SIGAR recommended that the U.S. government develop a consistent position on the appropriate taxation of contractors and also urged Congress to seek reimbursement. As a result, Congress included a requirement in the 2014 National Defense Authorization Act that the Defense Department withhold assistance for Afghanistan in an amount equal to the total of all taxes assessed by the Afghan government on assistance provided by DOD.

Sopko also said that another area of “common concern” with contractors is protecting direct, government-to-government assistance to ensure that funding doesn’t “go to undeserving friends and cronies” of Afghan government officials. The U.S. government, along with other international donors, has committed to channel at least 50 percent of its development assistance through the Afghan national budget, rather than through contractors and nongovernmental organizations operating on behalf of the U.S. government.

“In SIGAR’s view, steps must be taken by USAID, DOD and the international community to reduce the risk of theft or misuse of taxpayer funds provided through direct, government-to-government assistance,” he said. “I believe that the issue of direct assistance will be extremely important to you in the contracting community. Some of you will be called on to assist the donor community in assessing, planning and developing strict safeguards to protect to those funds. Without such safeguards in place, many of you and your companies will face competitive disadvantages where Afghan ministries hire unqualified contractors based on cronyism and corruption with U.S. taxpayer dollars.”

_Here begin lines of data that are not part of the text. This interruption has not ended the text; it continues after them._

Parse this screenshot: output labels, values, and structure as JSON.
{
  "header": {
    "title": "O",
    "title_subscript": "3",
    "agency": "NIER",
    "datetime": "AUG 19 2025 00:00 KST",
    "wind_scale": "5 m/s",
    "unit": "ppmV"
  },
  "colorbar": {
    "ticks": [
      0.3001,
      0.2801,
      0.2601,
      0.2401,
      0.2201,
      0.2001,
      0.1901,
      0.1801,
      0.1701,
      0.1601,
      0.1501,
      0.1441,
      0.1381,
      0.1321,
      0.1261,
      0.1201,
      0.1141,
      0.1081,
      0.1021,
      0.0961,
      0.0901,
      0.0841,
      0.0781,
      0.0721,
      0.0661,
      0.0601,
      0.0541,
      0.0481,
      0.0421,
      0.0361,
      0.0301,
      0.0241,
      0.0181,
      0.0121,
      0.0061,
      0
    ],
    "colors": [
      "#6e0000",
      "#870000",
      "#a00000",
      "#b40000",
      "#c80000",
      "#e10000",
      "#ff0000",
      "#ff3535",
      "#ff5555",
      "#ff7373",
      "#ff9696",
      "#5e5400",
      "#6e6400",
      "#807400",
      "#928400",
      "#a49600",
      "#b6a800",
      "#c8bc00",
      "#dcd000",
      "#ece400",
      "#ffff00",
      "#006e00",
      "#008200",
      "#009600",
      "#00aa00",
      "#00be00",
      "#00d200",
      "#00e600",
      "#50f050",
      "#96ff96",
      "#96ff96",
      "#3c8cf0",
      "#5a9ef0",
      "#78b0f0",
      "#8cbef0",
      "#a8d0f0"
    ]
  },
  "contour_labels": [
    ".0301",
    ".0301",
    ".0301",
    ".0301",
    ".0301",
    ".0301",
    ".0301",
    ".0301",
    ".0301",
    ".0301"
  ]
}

Congress created SIGAR, an independent, free-standing agency, in 2008 to provide tougher oversight for U.S. reconstruction programs in Afghanistan. It is the job of SIGAR’s nearly 200 auditors and investigators, including more than 50 staffers on the ground in Afghanistan, to protect the massive U.S. investment in reconstruction, Sopko said.

SIGAR is also a temporary agency. Its mandate will expire when the amount of unexpended reconstruction funds fall below $250 million, he said. As of January 2014, Congress has appropriated more than $100 billion for Afghan reconstruction, making it the most costly effort to rebuild a single nation in the history of the United States.

Sopko said he fully appreciates the significant contributions that contractors have made to the reconstruction effort.

“Contractors working shoulder-to-shoulder with the U.S. military and civilian personnel make significant sacrifices and put themselves at great risk,” he said. “Sadly, many have made the ultimate sacrifice.”